ImageDream: Image-Prompt Multi-view Diffusion for 3D Generation

The paper "ImageDream: Image-Prompt Multi-view Diffusion for 3D Generation" presents a detailed investigation into generating high-quality 3D models from a single image input. The research introduces ImageDream, a multi-view diffusion model emphasizing precise 3D geometry, overcoming existing limitations in state-of-the-art (SoTA) approaches such as Magic123 and MVDream.

Methodological Advancements

ImageDream capitalizes on three major areas: canonical camera coordination, a multi-level image-prompt controller, and integration of advanced diffusion networks with Neural Radiance Fields (NeRF). ImageDream's methodology includes:

  1. Canonical Camera Coordination: Unlike many existing models that rely on relative camera setups, ImageDream employs canonical coordination, simplifying the mapping from 2D images to 3D models and enhancing geometric accuracy.
  2. Multi-level Image-Prompt Controller: This includes global, local, and pixel controllers that work in tandem to efficiently manage image features and incorporate them into the diffusion process. The controllers nourish the network with varying granular control inputs, where global controls manage layout, and local and pixel controllers ensure textural fidelity.
  3. Integration with NeRF: Score Distillation Sampling (SDS) is utilized, incorporating multi-view consistency to refine 3D outputs, ultimately leading to highly robust and geometrically faithful 3D assets.

Numerical and Qualitative Analysis

The paper delivers robust empirical evidence supporting ImageDream's superiority. Quantitative assessments, such as the Quality-only Inception Score (QIS) and CLIP scores, indicate substantial improvements in image alignment and reproduced quality over its predecessors. Zero123-XL scores highest in certain metrics, yet using a much larger dataset, whereas ImageDream achieves comparably high scores with significantly smaller training data.

Qualitative analyses through user studies corroborate these findings, illustrating that ImageDream is consistently favored over alternatives for generating geometrically accurate and visually appealing 3D models from images.
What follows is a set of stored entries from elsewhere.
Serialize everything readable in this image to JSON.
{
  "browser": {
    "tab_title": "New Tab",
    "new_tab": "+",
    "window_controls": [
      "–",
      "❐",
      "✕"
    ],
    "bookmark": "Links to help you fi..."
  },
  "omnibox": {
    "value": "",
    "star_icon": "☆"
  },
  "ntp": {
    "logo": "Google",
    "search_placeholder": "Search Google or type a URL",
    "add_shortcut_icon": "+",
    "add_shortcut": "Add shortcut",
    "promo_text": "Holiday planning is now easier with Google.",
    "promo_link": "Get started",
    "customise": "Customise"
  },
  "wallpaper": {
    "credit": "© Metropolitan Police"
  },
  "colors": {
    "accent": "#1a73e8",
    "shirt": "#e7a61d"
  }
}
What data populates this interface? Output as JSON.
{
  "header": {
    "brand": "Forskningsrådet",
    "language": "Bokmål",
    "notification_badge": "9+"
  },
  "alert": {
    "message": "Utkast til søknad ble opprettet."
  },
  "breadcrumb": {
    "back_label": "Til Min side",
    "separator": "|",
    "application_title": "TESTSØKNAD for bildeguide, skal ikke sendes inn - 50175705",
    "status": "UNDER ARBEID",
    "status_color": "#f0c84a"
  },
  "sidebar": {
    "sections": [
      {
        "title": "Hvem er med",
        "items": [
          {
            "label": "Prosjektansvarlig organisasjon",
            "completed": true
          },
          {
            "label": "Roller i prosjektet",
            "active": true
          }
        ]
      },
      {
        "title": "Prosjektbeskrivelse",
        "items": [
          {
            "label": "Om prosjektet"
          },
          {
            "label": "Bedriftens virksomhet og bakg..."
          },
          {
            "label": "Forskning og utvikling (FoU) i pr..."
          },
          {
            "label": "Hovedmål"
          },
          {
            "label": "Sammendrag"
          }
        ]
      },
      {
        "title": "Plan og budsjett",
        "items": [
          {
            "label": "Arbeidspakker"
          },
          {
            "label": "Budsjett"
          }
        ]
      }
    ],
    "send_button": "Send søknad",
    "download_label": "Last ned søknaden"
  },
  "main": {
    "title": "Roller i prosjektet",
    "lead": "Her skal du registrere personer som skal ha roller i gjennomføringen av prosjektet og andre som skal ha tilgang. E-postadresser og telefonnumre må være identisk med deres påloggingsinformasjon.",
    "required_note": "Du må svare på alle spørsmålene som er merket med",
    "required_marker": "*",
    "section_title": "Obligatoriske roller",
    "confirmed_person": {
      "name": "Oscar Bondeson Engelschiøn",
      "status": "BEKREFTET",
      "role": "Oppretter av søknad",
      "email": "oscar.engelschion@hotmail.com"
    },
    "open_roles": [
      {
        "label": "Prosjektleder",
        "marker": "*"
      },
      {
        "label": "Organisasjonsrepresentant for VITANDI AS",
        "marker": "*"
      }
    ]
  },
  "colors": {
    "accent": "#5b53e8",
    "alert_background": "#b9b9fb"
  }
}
Implications and Future Work

ImageDream demonstrates significant strides in overcoming common pitfalls in 3D generation such as inconsistency and lack of detail. The enhanced ability to faithfully translate single 2D images into coherent 3D models opens up practical applications in industries like gaming, film, and virtual reality.

Future developments may focus on improving detailed texture synthesis and accommodating more variable input parameters through enhanced training methodologies or novel architectural frameworks. Additionally, adaptation to include recent models like SDXL could yield even finer results, indicative of the continuous evolution in AI-driven 3D content creation.

Conclusion

ImageDream stands out as a significant contribution in the domain of 3D generation from images, refining the integration of visual data into structured 3D outputs. The research sets a promising foundation for future explorations into image-prompt driven 3D creation, paving the way for more nuanced and realistic digital environments.